Die Gruppe bleibt stehen. Xanthippe bleibt auch stehen. Sie kann jetzt gut hören und sehen, was abgeht: Ein anderer Typ nimmt eins von den vielen Kindern an der Hand, die da zwischen den Erwachsenen herumwimmeln. Und dann sagt er:

„Denkt mal darüber nach, wie das war, als ihr noch so klein wart wie das Mädchen hier. Da habt ihr euch noch keine Gedanken gemacht darüber, was nach dem Tod kommt. Und wer der Grösste ist. Ihr habt drauflos gelebt, gespielt, das Dasein genossen. Ihr wolltet nicht sterben, sondern erwachsen werden und was Sinnvolles anfangen. Ich kann mich noch gut erinnern, wie sich das angefühlt hat.
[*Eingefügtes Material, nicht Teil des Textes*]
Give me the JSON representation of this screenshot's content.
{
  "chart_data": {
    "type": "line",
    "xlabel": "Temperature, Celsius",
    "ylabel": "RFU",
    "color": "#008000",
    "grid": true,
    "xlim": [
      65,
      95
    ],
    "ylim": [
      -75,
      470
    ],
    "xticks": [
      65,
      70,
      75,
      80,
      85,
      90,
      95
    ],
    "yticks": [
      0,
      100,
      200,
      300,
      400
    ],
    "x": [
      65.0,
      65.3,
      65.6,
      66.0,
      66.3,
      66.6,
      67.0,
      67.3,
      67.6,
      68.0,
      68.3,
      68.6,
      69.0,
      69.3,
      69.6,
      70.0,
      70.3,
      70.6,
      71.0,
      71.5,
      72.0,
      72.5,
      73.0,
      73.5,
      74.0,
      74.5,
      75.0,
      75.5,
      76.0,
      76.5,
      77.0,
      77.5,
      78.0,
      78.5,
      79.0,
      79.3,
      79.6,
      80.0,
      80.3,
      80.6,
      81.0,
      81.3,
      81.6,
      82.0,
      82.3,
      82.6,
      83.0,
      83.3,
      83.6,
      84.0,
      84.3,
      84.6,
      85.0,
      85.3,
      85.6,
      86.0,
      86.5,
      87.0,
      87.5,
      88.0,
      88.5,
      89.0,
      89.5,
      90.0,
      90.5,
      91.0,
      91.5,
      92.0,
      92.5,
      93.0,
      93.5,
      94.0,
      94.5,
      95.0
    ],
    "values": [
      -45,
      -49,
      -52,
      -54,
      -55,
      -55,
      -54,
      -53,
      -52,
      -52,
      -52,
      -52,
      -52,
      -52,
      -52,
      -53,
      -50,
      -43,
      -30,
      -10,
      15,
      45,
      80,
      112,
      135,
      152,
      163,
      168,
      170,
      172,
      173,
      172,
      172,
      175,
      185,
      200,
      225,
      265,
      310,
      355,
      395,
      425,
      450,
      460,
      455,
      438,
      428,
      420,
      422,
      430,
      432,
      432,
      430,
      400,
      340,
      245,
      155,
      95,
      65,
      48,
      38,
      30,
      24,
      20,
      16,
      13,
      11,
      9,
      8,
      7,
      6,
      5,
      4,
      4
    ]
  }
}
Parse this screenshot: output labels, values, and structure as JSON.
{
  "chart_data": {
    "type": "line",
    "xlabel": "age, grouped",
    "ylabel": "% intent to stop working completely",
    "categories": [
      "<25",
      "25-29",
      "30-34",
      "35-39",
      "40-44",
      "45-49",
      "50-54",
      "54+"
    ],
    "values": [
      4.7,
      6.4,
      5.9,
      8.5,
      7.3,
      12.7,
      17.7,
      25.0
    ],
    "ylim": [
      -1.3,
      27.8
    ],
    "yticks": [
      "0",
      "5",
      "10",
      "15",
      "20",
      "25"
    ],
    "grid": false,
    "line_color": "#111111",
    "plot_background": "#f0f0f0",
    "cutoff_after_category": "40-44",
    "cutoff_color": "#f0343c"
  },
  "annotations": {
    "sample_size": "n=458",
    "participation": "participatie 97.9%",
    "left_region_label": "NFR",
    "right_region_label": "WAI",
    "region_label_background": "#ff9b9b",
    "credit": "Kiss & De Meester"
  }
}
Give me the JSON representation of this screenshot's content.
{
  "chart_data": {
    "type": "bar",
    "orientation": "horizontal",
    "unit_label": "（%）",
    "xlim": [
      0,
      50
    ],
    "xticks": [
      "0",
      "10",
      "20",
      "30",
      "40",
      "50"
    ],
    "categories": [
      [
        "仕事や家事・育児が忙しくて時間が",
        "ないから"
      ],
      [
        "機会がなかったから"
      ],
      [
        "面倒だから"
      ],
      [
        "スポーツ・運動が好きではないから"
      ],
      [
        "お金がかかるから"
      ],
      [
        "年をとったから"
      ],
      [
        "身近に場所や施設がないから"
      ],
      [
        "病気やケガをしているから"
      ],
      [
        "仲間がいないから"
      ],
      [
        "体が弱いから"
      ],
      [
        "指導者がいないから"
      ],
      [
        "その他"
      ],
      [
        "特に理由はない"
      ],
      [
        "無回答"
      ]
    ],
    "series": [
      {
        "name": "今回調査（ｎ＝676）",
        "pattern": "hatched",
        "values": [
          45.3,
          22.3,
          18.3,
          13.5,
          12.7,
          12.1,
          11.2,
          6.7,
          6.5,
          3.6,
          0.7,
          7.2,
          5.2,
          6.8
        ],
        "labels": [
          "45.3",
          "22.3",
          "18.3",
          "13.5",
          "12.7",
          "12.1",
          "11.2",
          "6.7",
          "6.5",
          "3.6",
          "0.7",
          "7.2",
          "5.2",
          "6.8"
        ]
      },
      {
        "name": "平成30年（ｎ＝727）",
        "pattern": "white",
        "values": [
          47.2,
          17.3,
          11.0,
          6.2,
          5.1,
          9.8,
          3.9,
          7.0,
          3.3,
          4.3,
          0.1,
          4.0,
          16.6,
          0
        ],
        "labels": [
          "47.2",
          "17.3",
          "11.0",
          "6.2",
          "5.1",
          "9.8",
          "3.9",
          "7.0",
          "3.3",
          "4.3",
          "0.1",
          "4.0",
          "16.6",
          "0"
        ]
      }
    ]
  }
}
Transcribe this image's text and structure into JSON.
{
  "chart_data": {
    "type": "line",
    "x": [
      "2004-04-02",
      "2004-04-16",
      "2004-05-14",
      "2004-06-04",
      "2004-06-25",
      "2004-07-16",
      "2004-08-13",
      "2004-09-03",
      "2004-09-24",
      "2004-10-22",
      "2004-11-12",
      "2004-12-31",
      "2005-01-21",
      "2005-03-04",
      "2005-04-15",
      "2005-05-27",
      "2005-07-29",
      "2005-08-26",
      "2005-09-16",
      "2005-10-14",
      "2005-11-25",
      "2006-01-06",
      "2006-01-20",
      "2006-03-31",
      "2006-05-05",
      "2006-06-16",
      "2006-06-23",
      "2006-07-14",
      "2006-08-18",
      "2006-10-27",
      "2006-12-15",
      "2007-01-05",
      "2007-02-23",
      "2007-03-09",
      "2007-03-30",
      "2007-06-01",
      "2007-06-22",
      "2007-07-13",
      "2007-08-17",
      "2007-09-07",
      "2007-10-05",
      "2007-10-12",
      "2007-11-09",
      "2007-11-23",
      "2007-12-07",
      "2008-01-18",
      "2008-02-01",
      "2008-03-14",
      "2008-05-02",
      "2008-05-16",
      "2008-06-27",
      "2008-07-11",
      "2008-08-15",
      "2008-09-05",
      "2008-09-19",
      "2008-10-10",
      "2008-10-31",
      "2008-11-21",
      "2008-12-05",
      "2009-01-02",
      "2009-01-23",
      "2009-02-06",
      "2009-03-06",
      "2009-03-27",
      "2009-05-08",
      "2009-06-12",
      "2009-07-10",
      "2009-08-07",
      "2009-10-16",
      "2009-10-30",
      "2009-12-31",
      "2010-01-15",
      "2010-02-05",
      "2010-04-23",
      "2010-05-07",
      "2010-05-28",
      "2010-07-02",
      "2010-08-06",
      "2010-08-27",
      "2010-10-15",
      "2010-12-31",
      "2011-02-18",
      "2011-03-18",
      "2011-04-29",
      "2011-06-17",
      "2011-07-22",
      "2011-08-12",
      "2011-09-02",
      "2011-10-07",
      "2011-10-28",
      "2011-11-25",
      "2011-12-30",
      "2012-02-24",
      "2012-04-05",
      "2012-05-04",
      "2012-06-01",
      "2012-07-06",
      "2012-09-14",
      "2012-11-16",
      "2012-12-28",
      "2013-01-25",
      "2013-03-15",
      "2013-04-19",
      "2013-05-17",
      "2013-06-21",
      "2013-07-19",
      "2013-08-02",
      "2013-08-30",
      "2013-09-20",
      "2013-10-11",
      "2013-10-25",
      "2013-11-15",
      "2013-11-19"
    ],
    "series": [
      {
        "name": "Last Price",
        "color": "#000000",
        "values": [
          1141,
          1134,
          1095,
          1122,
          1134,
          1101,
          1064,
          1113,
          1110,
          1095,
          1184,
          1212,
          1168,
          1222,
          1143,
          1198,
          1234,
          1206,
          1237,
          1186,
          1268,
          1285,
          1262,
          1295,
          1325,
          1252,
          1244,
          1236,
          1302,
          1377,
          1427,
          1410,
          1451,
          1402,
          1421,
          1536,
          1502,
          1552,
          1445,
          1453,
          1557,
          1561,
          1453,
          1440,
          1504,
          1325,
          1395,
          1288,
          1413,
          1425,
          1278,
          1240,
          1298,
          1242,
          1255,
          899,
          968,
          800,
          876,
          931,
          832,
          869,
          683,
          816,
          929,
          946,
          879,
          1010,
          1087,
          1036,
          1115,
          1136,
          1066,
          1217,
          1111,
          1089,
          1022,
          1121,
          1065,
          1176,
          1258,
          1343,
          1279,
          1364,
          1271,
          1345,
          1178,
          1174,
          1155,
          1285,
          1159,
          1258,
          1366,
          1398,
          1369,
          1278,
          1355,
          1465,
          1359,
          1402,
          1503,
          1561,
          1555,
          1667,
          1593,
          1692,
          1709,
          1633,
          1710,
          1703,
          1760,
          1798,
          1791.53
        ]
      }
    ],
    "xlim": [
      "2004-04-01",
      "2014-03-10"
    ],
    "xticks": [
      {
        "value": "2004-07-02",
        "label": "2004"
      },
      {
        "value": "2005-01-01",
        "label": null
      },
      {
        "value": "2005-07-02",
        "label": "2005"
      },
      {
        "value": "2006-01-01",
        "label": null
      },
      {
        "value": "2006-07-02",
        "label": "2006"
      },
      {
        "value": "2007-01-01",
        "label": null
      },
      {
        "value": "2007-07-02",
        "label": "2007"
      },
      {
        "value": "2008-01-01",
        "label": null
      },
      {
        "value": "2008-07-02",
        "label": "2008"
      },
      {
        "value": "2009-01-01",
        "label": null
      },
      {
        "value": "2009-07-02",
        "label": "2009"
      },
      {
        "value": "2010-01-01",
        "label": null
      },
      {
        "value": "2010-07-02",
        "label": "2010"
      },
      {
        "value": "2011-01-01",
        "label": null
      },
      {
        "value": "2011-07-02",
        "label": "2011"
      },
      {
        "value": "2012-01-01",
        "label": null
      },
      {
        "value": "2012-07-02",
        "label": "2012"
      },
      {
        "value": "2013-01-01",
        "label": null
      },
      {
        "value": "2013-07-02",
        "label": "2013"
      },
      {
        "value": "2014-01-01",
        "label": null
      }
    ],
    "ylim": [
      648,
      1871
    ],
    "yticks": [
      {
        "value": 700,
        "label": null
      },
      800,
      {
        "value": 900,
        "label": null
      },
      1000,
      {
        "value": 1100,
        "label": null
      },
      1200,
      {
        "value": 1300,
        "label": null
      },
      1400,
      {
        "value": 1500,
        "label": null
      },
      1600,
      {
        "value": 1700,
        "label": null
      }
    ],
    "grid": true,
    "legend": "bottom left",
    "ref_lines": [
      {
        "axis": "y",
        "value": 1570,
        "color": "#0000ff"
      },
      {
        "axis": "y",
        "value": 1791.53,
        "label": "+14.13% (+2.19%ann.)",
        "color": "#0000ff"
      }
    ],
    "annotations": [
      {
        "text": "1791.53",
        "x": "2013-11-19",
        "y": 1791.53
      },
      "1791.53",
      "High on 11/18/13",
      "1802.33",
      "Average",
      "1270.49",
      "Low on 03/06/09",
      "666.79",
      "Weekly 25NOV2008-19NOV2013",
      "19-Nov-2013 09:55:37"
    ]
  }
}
Gut hat es sich angefühlt. Und wenn ich unsere Prophetinnen und Propheten richtig verstehe, dann wollen sie, dass ihr hier und jetzt gut lebt und Verantwortung übernehmt. Statt Fragen nach dem Jenseits zu diskutieren, die ihr sowieso nie und nimmer beantworten könnt. Das Jenseits gehört GOTT, ihr könnt es ruhig GOTT überlassen. Aber ihr: ihr seid von Müttern  geboren, damit ihr lebt, hier und jetzt, auf der Erde.“ Und dann lässt er das Kind wieder laufen. 

Vernünftiger Typ der, denkt Xanthippe. Würde mich nicht wundern, wenn aus dem mal noch was Größeres wird. Hoffentlich liest er nicht zu viel Platon. Amen.